L’utilisation de la langue bretonne dans les actes officiels de la Révolution française, par Hervé Le Vot, membre de l’AMEBB.

C’est au musée de Bretagne que Monsieur Le Vot nous a présenté une rare et curieuse affiche révolutionnaire bilingue français – breton intitulée EGALITE LIBERTE, datée du 14 frimaire an II (4 décembre 1793), et exposée dans les collections permanentes. Elle illustre un aspect de la politique linguistique des dirigeants révolutionnaires, politique qui a évolué au cours du temps en fonction des évènements et des tendances au pouvoir.

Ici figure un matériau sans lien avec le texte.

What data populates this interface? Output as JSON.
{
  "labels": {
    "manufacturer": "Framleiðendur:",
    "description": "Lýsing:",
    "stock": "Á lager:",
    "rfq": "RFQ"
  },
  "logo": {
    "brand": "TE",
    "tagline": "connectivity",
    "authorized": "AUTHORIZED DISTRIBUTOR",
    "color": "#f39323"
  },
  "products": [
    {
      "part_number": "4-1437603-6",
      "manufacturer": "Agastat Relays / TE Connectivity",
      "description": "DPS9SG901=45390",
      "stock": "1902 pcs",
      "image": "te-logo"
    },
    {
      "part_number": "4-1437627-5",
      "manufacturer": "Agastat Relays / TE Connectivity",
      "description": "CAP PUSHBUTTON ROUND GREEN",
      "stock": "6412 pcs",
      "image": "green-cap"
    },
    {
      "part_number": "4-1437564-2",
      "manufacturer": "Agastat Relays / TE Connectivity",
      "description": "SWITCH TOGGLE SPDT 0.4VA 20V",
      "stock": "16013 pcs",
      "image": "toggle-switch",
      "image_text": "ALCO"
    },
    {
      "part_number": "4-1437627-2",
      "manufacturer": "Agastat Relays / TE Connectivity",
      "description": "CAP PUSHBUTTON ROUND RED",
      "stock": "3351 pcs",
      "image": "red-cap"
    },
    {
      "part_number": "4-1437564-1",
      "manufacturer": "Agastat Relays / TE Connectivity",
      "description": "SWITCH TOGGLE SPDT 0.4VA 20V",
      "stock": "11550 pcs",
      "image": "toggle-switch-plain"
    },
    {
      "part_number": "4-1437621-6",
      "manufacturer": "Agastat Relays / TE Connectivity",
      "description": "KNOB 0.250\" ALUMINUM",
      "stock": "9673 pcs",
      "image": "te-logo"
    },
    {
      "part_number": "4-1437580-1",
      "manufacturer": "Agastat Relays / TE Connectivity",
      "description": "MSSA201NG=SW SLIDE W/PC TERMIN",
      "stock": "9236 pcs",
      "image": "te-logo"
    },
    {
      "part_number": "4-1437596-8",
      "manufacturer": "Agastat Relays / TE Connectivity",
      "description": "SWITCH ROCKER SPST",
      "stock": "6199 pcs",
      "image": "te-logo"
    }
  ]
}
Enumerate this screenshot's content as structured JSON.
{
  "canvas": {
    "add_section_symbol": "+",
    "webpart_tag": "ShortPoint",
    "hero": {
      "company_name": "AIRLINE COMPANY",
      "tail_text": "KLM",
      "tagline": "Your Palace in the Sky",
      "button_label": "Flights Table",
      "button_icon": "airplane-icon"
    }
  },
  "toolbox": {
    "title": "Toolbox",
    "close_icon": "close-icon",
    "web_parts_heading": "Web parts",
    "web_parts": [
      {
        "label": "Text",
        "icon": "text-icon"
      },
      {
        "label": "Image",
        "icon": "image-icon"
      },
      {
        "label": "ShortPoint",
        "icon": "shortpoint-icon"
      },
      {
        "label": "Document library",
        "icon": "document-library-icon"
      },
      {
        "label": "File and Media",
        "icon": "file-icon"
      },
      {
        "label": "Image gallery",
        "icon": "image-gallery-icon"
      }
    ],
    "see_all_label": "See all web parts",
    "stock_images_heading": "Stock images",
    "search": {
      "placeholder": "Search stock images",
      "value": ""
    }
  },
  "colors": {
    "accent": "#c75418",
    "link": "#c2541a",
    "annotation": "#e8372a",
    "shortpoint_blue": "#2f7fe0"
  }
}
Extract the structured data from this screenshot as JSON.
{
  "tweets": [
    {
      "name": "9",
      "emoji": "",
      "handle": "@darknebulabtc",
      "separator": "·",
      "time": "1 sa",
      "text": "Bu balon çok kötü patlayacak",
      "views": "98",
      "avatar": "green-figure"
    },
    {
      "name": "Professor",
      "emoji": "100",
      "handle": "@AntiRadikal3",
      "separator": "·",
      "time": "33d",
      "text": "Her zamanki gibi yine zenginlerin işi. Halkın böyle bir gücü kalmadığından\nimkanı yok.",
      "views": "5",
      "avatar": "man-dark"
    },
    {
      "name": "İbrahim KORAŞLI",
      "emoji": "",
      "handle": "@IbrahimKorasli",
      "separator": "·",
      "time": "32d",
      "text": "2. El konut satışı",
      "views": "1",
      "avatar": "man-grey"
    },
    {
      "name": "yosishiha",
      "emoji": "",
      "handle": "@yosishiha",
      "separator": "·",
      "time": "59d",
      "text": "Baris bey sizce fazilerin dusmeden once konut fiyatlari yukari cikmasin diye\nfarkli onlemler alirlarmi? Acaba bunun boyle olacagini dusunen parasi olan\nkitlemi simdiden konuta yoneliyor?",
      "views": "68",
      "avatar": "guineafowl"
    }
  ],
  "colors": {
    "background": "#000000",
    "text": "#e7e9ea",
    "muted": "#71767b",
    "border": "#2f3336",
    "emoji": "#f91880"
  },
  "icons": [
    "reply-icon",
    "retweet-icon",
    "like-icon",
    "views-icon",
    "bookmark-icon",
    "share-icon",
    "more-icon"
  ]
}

Cette affiche, qui se présente sur deux colonnes, celle de gauche en français, celle de droite en breton, est un décret imprimé à Brest, qui annonce la mise en place de bureaux de traduction. Il est précisé que le texte en français sera toujours placé à côté de la traduction en langue locale. L’objectif n’est pas de favoriser les langues régionales, mais de contrer la propagande contre-révolutionnaire et religieuse qui se fait en breton (surtout le breton du Trégor) afin de mieux toucher les populations locales. La recension des textes en breton de cette période donne 138 pro-révolutionnaires et 115 contre-révolutionnaires, ceux-ci souvent trouvés sur les personnes arrêtées. Mais dès le 27 janvier 1794 – c’est la Terreur – un nouveau décret impose le français : d’après le conventionnel Barère, le fédéralisme et les patois parlent contre-révolutionnaire. Mieux vaut écrire que traduire, et si la population n’est pas capable de lire le français, qu’on envoie des instituteurs partout dans le pays. Le 4 juin 1794, l’abbé Grégoire, celui-là même qui a contribué à la fin de l’esclavage, fait un rapport sur les moyens d’éradiquer les langues régionales, celles-ci ne pouvant pas, selon lui, restituer les idées de la Révolution. Seule l’unité de langue peut faire l’unité de la république. Et on en arrive à des mesures d’emprisonnement contre les locuteurs ne s’exprimant pas en français.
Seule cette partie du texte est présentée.